Seyfried, who I have found incredibly likeable in her films up until now, plays Savannah Curtis, a college student from an affluent, conservative, southern family who falls for—you guessed it—a boy from the other side of the tracks. Channing Tatum plays John Tyree, a brooding army soldier on leave with a troubled past that the military disciplined out of him. But like Nicholas Sparks’s other southern-set tearjerker The Notebook, boys separated from girls by tracks have hearts of gold, caring fathers, and decent homes.

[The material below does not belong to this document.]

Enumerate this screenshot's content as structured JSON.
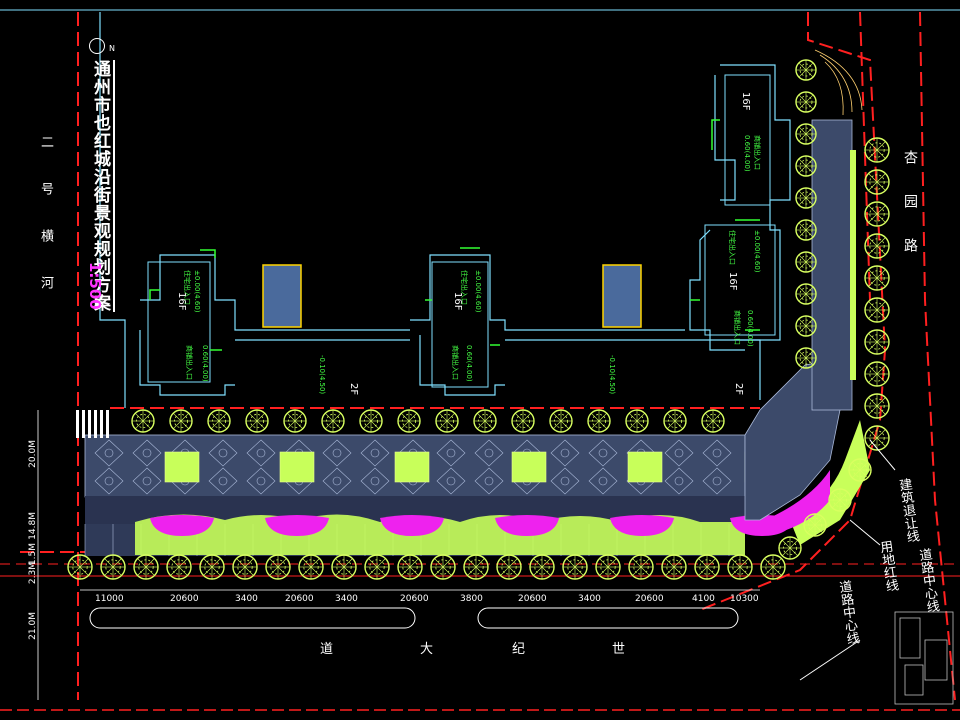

What’s different this time is that John gains respect as a serviceman, whereas Ryan Gosling’s carpenter just “wasn’t good enough” for Rachel McAdams in The Notebook.
As the plot unfolds between 2000 and 2007, Tatum returns to his Army unit for his next tour of duty and Seyfried returns to college, both writing love letters all the while. But 9/11 corrupts the plans of the happy couple, who had promised their love to each other after just two weeks of summer lovin’ in 2000. Tatum is compelled to extend his tour of duty now that his country needs him, and Seyfried is left to ponder when she’ll have this man in her life again.
Unfortunately, we’re set up for a big twist that arrives with a “Well duh!” thud, only to be re-routed through levels of sap and sugar thicker than a Charleston Chew. This is a matter of fault with the source material that proves to be the “jump the shark” moment for the film, and serves no purpose but to make our dear John seem like the nicest guy who ever finished last. The film boasts the sentimental directing pedigree of Lasse Hallstrom, who has been hit-and-miss in the past with successes, such as What’s Eating Gilbert Grape and The Cider House Rules, and misfires, like An Unfinished Life and The Hoax.
Character actor Richard Jenkins, best known as the deceased patriarch in Six Feet Under and the manager of the Hardbodies gym in Burn After Reading, also stars in a difficult role as Tatum’s father with high-functioning autism. Jenkins is exquisitely nuanced and doesn’t overread his character’s disability. His performance is an effectual one that helps the film earn a compelling and truly poignant scene, even if that scene takes place in a hospital hallway where Jenkins, post-stroke, is inexplicably abandoned. It’s a touching scene hindered by one question repeating in your head: “What the hell is he doing in the hall?” This scene is our one glimpse of a Tatum capable of showing emotions that can’t be expressed through his usual blank stares and reserved banality.
During most of the movie, Tatum is the human equivalent of the Ren and Stimpy log. Although his wooden sturdiness fits his role as a soldier, I can’t stop hearing the lyrics to the log song from the show. “It’s log, it’s log / It’s big, it’s heavy, it’s wood” do not speak kindly to Tatum’s leading-man charisma, or rather his lack.
You can do better with silly rom coms than you can with this emotionally manipulative variety of drama. I invited a guy friend to come along to my screening of this, which he politely declined “because it’s Nicholas Sparks.” I later apologized for inviting him. No good friend would ever subject another to this movie.